European stock exchange operator Euronext has won an approval from The Royal Norwegian Ministry of Finance to acquire 100 percent of Oslo Stock Exchange (Oslo Bors). The approval cleared Euronext’s five-month battle with Nasdaq to acquire one of Europe’s independent stock operators, Reuters reports.
Both operators had offered 158 Norwegian crowns per share for Oslo Bors, with an estimation of $779 million. Euronext Chief Executive Stephane Boujnah, said, “Euronext welcomes the ministry’s clearance to acquire up to 100% of Oslo Bors VPS’s capital and looks forward to completing the next steps to close the transaction by the end of June.”
“We are extremely satisfied the process is carried out in full respect of Norwegian law,” Boujnah told Reuters.
Even though Euronext had already secured a stake of more than 50 percent in Oslo Bors, Nasdaq said that no takeover should be granted unless a two-thirds stake was secured. This was to ensure that the buyer would have complete control.

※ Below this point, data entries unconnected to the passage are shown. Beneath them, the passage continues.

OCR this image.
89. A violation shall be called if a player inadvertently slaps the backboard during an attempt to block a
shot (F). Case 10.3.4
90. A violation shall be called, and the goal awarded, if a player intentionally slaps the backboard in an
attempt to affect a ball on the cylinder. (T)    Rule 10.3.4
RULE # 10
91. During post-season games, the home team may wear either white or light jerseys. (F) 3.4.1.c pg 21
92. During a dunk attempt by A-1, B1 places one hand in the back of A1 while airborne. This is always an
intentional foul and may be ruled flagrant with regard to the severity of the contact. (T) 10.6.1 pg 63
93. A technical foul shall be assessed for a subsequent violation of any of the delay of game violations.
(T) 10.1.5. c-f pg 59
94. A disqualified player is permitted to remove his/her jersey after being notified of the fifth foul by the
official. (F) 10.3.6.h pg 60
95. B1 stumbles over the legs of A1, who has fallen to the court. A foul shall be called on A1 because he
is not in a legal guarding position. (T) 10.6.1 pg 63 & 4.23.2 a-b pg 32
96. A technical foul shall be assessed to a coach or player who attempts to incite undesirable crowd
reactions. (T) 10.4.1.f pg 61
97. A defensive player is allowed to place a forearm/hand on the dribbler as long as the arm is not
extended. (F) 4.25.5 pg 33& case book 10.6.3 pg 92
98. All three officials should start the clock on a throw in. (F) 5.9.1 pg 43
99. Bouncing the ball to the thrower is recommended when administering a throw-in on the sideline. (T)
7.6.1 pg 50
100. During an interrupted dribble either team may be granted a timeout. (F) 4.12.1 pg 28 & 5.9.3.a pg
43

Euronext is the leading pan-European exchange in the Eurozone, covering Belgium, France, Ireland, The Netherlands, Portugal and the UK. With a registered office in Amsterdam, Euronext operates exchanges in other markets such as Brussels, London, Lisbon, Dublin, and Paris. It also provides listing market data, market solutions, and custody and settlement services.